After I have interrupted, I get:
$ lxc list
Error: Get "http://unix.socket/1.0": dial unix /var/snap/lxd/common/lxd/unix.socket: connect: no such file or directory
Now just lxd
does not work at all anymore:
$ sudo lxd
WARN[03-18|02:24:16] - Couldn't find the CGroup hugetlb controller, hugepage limits will be ignored
WARN[03-18|02:24:16] - Couldn't find the CGroup network priority controller, network priority will be ignored
WARN[03-18|02:24:16] Instance type not operational type=virtual-machine driver=qemu err="KVM support is missing"

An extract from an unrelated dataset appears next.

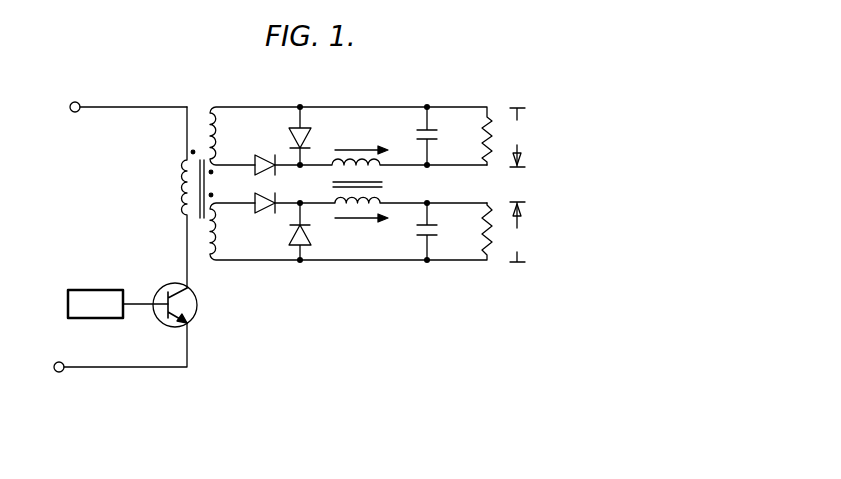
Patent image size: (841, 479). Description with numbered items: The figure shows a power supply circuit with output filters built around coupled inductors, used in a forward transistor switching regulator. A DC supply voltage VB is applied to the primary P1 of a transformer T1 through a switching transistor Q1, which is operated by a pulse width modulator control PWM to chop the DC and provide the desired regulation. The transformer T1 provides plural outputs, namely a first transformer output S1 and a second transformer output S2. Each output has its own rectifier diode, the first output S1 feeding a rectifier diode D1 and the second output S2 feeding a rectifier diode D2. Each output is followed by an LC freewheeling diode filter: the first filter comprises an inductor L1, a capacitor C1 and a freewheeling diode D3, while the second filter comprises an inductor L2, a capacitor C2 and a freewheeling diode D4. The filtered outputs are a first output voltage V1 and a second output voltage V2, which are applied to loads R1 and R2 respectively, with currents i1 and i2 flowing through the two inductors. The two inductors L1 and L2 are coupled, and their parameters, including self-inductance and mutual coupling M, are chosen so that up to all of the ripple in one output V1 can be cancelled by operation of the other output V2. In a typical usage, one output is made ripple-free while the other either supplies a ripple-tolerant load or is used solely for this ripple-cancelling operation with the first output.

EROR[03-18|02:24:17] Failed to start the daemon err="Failed to start dqlite server: raft_start(): io: load closed segment 0000000000045726-0000000000045731: entries batch 13 starting at byte 123992: entries count in preamble is zero"
Error: Failed to start dqlite server: raft_start(): io: load closed segment 0000000000045726-0000000000045731: entries batch 13 starting at byte 123992: entries count in preamble is zero
EDIT 2:
I now deleted the offending segment 0000000000045726-0000000000045731 from /var/snap/lxd/common/lxd/database/global
and lxc works again if I manually run sudo lxd --group lxd
. However, I still have the original issue where the systemd snap.lxd.daemon and snap.lxd.daemon.unix.socket fail to start.